When I’m not travelling, which is 90% of the year, I’m planning where I’d like to go next. I make a mental list. The list is long and I’ll need to live to be a very old, wealthy and healthy woman to accomplish it. I also enjoy looking at photos of where I have been.  So here’s this Tuesday’s choice – Isak Pasa Sarayi.

Dogubeyazit is a small town in the far east of Turkey. It is only 35 kms from the Iranian border and the little dusty town has a large military presence. The farmer and I arrived there by bus one day in August 2003 when we were making our way around the east of the country seeing as many sights as we could in a couple of weeks. In my diary I have recorded how we went for a walk, visited the market and bought peaches, all the while admiring the glimpses of  the beautiful mountains in the distance. We came to a fenced military compound and the farmer decided to ask the guard on duty if we could photograph the mountains from inside the compound where the view wasn’t blocked by a nasty lookout tower. As he approached, swinging the plastic bag of peaches, he was met by the soldier shouldering a machine gun and looking as though he knew how to use it. How naive we were! The poor young soldier probably thought his days were numbered. He wasn’t to know the plastic bag contained only fruit. It could have been full of explosives.

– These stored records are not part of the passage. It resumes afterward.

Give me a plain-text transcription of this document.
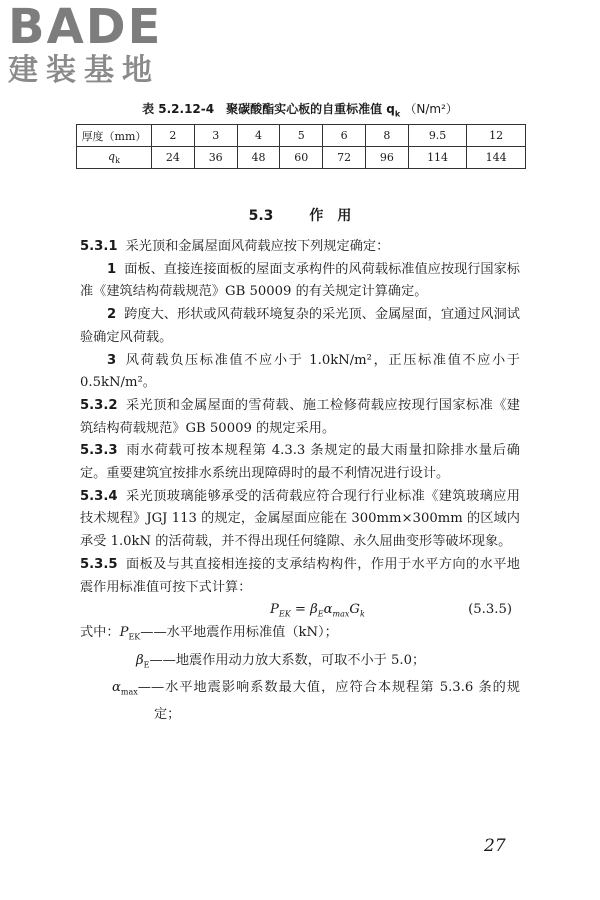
BADE
建装基地
表 5.2.12-4　聚碳酸酯实心板的自重标准值 $q_k$ （N/m²）
厚度（mm）	2	3	4	5	6	8	9.5	12
$q_k$	24	36	48	60	72	96	114	144
5.3	作　用

5.3.1 采光顶和金属屋面风荷载应按下列规定确定：

1 面板、直接连接面板的屋面支承构件的风荷载标准值应按现行国家标准《建筑结构荷载规范》GB 50009 的有关规定计算确定。

2 跨度大、形状或风荷载环境复杂的采光顶、金属屋面，宜通过风洞试验确定风荷载。

3 风荷载负压标准值不应小于 1.0kN/m²，正压标准值不应小于 0.5kN/m²。

5.3.2 采光顶和金属屋面的雪荷载、施工检修荷载应按现行国家标准《建筑结构荷载规范》GB 50009 的规定采用。

5.3.3 雨水荷载可按本规程第 4.3.3 条规定的最大雨量扣除排水量后确定。重要建筑宜按排水系统出现障碍时的最不利情况进行设计。

5.3.4 采光顶玻璃能够承受的活荷载应符合现行行业标准《建筑玻璃应用技术规程》JGJ 113 的规定，金属屋面应能在 300mm×300mm 的区域内承受 1.0kN 的活荷载，并不得出现任何缝隙、永久屈曲变形等破坏现象。

5.3.5 面板及与其直接相连接的支承结构构件，作用于水平方向的水平地震作用标准值可按下式计算：

$P_{EK} = \beta_E\alpha_{max}G_k$	(5.3.5)

式中：$P_{EK}——$水平地震作用标准值（kN）；

$\beta_E——$地震作用动力放大系数，可取不小于 5.0；

$\alpha_{max}——$水平地震影响系数最大值，应符合本规程第 5.3.6 条的规定；

27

The following day we took a taxi to the palace. It is built on a terrace 7 kms  from the town and was completed in 1784. It is in a desolate place, surrounded by bare hills, a dusty road and  a narrow mountain pass to Iran. Although it is now a ruin it is easy to imagine how elegant it must have looked. It once had central heating ( snow-capped Mt Ararat is nearby so it gets chilly), a sewage system and running water. The gold doors of the main portal were removed by the Russians on one of the cross border wars and they are on display in the Hermitage Museum in St Petersburg. Inside  the fortress/palace there used to be 366 rooms . There was a library, a harem and a mosque, all set around a fine courtyard. There were only four other people visiting Isak Pasa Sarayi that morning and two of those were fellow Australians visiting their Turkish homeland.